Automated Inventory Monitoring System
AIMS was an enterprise-level system I built to monitor inventory health across a large retail store network in real time. Instead of waiting for problems to surface, it proactively identified issues, notified the right people, and provided guided resolution paths — all automatically.
Problem detection
The system monitored 23+ inventory problem scenarios by correlating data across 10 interconnected databases:
- Negative on-hand balances paired with past-due purchase orders or unreceived transfers
- Large cycle count variances (unit and dollar-based)
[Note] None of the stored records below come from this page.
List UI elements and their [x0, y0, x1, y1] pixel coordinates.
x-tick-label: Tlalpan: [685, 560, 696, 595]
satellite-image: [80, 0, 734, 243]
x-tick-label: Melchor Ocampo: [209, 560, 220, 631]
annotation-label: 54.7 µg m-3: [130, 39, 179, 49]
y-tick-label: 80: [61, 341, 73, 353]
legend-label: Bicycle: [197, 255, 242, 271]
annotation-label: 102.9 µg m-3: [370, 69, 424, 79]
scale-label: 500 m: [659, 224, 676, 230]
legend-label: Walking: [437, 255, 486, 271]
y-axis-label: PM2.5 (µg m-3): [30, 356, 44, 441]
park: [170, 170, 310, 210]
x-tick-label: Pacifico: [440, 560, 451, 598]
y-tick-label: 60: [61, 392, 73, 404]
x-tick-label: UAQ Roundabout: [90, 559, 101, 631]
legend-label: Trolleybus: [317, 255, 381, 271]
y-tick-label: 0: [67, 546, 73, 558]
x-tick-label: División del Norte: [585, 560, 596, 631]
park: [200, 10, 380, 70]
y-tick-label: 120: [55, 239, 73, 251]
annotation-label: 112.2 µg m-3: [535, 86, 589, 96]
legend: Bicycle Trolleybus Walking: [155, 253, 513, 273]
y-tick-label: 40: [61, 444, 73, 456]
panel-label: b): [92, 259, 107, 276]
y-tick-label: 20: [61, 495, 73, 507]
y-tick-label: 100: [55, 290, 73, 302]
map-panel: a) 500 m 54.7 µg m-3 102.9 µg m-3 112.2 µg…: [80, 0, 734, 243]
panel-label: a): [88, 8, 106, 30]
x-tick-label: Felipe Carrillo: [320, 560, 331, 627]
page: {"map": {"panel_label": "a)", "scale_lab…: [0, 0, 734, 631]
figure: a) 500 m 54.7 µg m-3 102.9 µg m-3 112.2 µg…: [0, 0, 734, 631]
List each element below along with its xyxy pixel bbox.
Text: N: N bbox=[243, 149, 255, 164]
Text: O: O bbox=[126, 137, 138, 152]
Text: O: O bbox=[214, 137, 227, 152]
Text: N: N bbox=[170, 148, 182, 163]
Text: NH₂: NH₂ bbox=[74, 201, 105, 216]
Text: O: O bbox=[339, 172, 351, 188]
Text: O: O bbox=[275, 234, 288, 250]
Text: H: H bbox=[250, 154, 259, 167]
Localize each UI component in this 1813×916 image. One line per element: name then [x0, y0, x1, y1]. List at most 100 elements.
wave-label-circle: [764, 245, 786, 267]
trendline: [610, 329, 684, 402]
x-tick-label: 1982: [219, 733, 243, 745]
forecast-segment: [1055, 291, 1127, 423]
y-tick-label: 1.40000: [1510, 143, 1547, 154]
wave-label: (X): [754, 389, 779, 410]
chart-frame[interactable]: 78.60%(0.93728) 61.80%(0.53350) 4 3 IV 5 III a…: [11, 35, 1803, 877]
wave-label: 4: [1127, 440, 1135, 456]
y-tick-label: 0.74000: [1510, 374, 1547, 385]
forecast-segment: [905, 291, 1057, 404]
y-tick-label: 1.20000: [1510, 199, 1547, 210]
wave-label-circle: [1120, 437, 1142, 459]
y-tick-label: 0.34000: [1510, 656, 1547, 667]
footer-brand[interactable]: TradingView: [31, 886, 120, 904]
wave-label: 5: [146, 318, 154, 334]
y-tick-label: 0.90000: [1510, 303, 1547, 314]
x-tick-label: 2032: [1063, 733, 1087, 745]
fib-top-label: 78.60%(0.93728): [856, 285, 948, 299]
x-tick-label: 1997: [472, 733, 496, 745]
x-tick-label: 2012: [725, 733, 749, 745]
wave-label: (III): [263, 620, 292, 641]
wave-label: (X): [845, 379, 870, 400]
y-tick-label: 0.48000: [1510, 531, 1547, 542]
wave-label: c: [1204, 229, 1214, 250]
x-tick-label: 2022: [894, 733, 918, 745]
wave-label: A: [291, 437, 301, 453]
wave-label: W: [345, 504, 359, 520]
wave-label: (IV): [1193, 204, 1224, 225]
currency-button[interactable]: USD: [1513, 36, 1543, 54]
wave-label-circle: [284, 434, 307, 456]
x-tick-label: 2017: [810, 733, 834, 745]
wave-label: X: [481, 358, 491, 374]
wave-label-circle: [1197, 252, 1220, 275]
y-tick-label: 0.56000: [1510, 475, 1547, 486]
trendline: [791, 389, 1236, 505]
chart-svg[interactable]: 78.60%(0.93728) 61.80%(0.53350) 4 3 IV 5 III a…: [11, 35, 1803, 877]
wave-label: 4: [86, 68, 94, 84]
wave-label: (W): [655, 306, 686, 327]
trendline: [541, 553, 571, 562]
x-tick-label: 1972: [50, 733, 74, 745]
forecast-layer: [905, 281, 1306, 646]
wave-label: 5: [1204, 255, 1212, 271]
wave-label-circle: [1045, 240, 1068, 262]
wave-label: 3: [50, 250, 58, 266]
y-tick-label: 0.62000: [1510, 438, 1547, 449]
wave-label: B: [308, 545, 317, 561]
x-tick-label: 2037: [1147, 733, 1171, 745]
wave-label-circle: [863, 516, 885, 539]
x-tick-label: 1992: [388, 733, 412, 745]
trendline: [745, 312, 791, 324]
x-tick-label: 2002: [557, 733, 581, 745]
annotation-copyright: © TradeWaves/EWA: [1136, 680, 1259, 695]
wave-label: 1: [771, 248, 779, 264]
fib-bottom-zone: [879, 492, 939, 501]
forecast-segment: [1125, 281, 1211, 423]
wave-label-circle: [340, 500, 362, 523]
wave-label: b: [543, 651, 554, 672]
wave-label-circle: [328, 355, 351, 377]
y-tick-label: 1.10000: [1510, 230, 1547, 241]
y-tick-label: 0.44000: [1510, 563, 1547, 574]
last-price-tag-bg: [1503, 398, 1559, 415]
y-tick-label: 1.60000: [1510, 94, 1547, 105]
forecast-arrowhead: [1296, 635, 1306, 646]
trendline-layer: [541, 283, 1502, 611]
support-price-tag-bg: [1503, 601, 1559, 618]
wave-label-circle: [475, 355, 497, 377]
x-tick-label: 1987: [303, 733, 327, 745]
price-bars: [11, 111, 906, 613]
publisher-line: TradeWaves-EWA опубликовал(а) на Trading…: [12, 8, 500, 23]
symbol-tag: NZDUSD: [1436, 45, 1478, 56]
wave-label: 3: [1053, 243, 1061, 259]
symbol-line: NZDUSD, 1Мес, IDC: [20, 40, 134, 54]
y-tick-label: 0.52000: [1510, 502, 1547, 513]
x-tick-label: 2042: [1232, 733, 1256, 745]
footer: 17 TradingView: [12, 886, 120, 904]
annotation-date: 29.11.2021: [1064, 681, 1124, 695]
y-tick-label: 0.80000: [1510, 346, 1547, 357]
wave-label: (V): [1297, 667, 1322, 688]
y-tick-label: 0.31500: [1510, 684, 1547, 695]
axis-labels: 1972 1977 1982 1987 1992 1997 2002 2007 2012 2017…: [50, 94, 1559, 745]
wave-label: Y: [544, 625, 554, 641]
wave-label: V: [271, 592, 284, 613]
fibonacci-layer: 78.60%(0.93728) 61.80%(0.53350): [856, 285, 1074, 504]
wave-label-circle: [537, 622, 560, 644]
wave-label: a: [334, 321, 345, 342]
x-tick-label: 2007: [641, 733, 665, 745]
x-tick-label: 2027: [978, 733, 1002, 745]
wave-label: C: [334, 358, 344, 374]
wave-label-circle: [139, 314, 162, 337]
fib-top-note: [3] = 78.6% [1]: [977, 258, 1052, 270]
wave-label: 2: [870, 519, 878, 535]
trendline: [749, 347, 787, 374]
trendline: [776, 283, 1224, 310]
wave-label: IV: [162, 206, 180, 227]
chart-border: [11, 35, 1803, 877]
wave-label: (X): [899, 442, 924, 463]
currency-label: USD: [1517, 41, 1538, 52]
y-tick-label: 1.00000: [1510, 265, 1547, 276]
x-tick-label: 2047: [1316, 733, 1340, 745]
- Low cycle count participation and accuracy
- Purchase orders past due 7+ months, never released, or created empty
- SKU/balance mismatches between systems
- Large transaction outliers in receipts, adjustments, transfers, and returns-to-vendor
- Out-of-stock items marked incorrectly
- Closed locations with outstanding inventory issues
When a problem was detected, the system sent targeted email notifications with the problem description, resolution steps, and reference materials — contextual guidance tailored to each scenario type.
Store performance scoring
AIMS evaluated every store across six weighted categories:
- Negative on-hands — quantity affected, percentage of SKUs, and absolute balance percentages
- Past-due purchase orders — weighted by age, so older issues carried heavier penalties
- Unreceived transfers — also age-weighted to reflect real business impact
- Cycle count participation — days submitted vs. days required
- Cycle count accuracy — variance-based buckets with weighted distribution
- Category SKU sales — percentage of unit sales under managed categories
The overall store score was a weighted average across all six categories, giving operations teams a single metric to identify underperforming locations.
Architecture
The system used a hub-and-spoke design — a central processing database connected to 10 satellite data sources covering inventory balances, purchase orders, transfers, returns, cycle counts, sales metrics, and transaction errors. It fed downstream dashboards for both operations and accounting teams.
The result
AIMS transformed inventory management from reactive to proactive. It reduced stockouts, improved vendor relationships by catching late receipts and outstanding payments early, enforced compliance with inventory procedures, and gave leadership a data-driven view of store performance across the entire network.